Our method emphasizes geometric consistency over appearance. By refining self-predicted depth and normals, it improves normal accuracy and corrects structural errors often hidden in RGB renderings of existing LRM-based methods.
Single-image 3D reconstruction with large reconstruction models (LRMs) has advanced rapidly, yet reconstructions often exhibit geometric inconsistencies and misaligned details that limit fidelity. We introduce GeoFusionLRM, a geometry-aware self-correction framework that leverages the model's own normal and depth predictions to refine structural accuracy. Unlike prior approaches that rely solely on features extracted from the input image, GeoFusionLRM feeds back geometric cues through a dedicated transformer and fusion module, enabling the model to correct errors and enforce consistency with the conditioning image. This design improves the alignment between the reconstructed mesh and the input views without additional supervision or external signals. Extensive experiments demonstrate that GeoFusionLRM achieves sharper geometry, more consistent normals, and higher fidelity than state-of-the-art LRM baselines.
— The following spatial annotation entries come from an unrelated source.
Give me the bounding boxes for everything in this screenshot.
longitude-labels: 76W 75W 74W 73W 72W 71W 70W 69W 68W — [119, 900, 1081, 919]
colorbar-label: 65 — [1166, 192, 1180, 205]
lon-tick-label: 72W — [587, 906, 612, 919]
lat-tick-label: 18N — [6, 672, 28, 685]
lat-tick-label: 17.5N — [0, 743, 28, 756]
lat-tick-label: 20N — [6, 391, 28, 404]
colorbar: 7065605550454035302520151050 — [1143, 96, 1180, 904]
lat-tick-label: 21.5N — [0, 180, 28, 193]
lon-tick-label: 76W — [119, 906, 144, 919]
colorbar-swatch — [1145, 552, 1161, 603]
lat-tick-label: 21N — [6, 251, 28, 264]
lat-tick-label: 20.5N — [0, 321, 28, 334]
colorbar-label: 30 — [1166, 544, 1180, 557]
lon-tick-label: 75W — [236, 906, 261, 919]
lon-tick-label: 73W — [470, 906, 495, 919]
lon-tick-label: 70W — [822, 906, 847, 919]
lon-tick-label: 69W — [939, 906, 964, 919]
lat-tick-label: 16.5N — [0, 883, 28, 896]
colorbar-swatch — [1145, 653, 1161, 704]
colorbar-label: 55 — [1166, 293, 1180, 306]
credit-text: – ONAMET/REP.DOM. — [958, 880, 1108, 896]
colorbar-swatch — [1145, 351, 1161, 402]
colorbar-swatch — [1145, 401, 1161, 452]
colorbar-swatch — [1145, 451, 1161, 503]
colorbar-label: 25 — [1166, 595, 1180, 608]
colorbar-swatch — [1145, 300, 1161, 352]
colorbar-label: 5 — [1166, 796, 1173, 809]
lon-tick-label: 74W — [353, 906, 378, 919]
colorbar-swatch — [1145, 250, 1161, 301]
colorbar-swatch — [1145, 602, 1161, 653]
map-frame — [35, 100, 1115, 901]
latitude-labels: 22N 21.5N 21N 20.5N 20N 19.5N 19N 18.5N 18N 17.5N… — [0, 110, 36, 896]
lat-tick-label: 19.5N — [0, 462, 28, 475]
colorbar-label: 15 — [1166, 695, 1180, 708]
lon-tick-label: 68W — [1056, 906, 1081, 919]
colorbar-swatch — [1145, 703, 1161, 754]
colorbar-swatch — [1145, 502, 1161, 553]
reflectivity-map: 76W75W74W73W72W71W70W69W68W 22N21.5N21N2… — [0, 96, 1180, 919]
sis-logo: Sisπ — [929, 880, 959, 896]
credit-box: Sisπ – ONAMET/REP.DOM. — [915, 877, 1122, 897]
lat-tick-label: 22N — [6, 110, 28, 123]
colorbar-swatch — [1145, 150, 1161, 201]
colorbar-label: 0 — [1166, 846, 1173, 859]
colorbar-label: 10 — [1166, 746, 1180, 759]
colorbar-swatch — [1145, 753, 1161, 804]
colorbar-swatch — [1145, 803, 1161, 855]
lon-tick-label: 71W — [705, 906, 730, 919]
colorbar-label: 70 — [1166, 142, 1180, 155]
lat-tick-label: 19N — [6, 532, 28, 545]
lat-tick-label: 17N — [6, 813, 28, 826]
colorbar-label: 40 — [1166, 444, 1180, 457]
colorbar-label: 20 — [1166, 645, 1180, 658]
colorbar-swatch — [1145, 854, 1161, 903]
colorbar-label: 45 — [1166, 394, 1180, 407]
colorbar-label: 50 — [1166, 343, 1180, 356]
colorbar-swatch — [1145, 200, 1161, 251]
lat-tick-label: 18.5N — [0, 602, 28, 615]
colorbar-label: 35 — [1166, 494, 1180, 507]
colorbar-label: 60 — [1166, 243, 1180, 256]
We present qualitative comparisons across multiple datasets, including GSO, OmniObject3D, and synthetic Flux-generated images, highlighting differences in geometric consistency, surface normals, and structural accuracy. Results are visualized using both RGB renderings and surface normal maps, allowing geometric artifacts that may be hidden in RGB appearance to be clearly revealed through normal-based inspection under changing viewpoints.